L'amendement n° 107 de M. Taverne à l'article 5 de la proposition de loi visant à renforcer la sécurité, la rétention administrative et la prévention des risques d'attentat (première lecture).
REJETÉRésultat du vote
Les députés ont rejeté le 15 avril 2026 l'amendement n° 107 de M. Taverne à l'article 5 de la proposition de loi visant à renforcer la sécurité, la rétention administrative et la prévention des risques d'attentat (première lecture).
Au total, 92 députés ont pris part au vote : 53 % ont voté contre, 38 % ont voté en faveur, et 9 % se sont abstenus.
Infos
| Date | 15 avril 2026 | |
| Type de vote | Amendement | |
| Dossier | Renforcer la sécurité, la rétention administrative et la prévention des risques d’attentat |
Résumé de l'amendement
Cet amendement vise à rétablir la possibilité de demander un sursis à exécution d'un jugement annulant une décision administrative, même lorsqu'un appel en référé-liberté est possible. Il s'agit de conserver cette garantie procédurale aux côtés des autres voies de recours existantes.
Les auteurs de l'amendement considèrent que la suppression de cette disposition n'est pas justifiée, car le référé-liberté et le sursis à exécution sont deux mécanismes distincts qui répondent à des objectifs différents. Selon eux, maintenir cette option procédurale enrichit les possibilités de protection des parties sans créer de redondance problématique.
Ce texte est un résumé de l'exposé des motifs.
La position des groupes
Les votes des députés et des groupes
Exposé des motifs de l'amendement
L'objectif d'un amendement est de modifier ou d'ajouter une mesure d'un projet ou d'une proposition de loi. Le ou les députés qui rédigent l'amendement écrivent également un exposé des motifs.

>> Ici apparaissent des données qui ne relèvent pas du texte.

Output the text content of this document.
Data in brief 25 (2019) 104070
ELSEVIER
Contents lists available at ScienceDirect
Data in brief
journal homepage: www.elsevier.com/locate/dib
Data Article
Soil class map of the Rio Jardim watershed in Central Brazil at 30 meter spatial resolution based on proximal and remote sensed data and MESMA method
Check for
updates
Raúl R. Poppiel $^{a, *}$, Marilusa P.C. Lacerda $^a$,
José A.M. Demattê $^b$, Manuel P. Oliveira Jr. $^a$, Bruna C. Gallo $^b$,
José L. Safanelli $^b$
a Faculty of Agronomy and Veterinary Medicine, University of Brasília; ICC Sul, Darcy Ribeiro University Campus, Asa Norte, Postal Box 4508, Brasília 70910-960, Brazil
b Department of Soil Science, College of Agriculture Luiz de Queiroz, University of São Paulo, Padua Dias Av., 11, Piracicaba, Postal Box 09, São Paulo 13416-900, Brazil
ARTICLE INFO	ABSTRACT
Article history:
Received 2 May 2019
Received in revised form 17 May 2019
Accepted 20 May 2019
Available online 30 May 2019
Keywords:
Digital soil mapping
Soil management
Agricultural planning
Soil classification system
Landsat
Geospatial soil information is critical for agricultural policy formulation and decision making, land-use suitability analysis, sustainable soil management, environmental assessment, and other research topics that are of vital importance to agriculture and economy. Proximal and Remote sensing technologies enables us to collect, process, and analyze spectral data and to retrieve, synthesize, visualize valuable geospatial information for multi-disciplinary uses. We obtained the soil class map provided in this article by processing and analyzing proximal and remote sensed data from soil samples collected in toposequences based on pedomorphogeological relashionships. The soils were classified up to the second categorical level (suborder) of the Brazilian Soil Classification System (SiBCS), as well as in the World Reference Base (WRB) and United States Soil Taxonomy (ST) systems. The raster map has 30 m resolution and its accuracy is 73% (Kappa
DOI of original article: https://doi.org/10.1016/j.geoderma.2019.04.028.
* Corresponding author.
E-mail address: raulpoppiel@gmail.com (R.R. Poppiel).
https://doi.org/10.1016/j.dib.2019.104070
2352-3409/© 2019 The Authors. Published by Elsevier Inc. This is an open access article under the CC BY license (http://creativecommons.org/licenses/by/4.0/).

Par cet amendement, les députés du groupe Rassemblement National souhaitent revenir sur la suppression du 2° de l'article 5, suppression qui ne semble pas justifiée. En effet, le fait que le jugement annulant la décision de renouvellement prévue à l’article L. 228-4 du code de la sécurité intérieure puisse faire l’objet d’un référé-liberté, dont l’appel est examiné dans un délai de quarante-huit heures, ne prive pas d’intérêt l’instauration d’une demande de sursis à exécution de ce jugement en cas d’appel, et ce pour deux raisons.
Premièrement, le référé ne peut conduire qu’à une décision provisoire. Il ne se substitue pas à la voie de l’appel, de sorte que la suppression intervenue aboutit à la contrainte d’engager deux voies de recours parallèles ;
Deuxièmement, au surplus, l’introduction du référé n’a pas pour effet de suspendre le jugement qui ne peut l’être que par la décision du juge, de sorte qu’il existe un délai - certes court - pendant lequel ce jugement produit ses effets (qui peuvent avoir de vraies répercussions en termes de sécurité).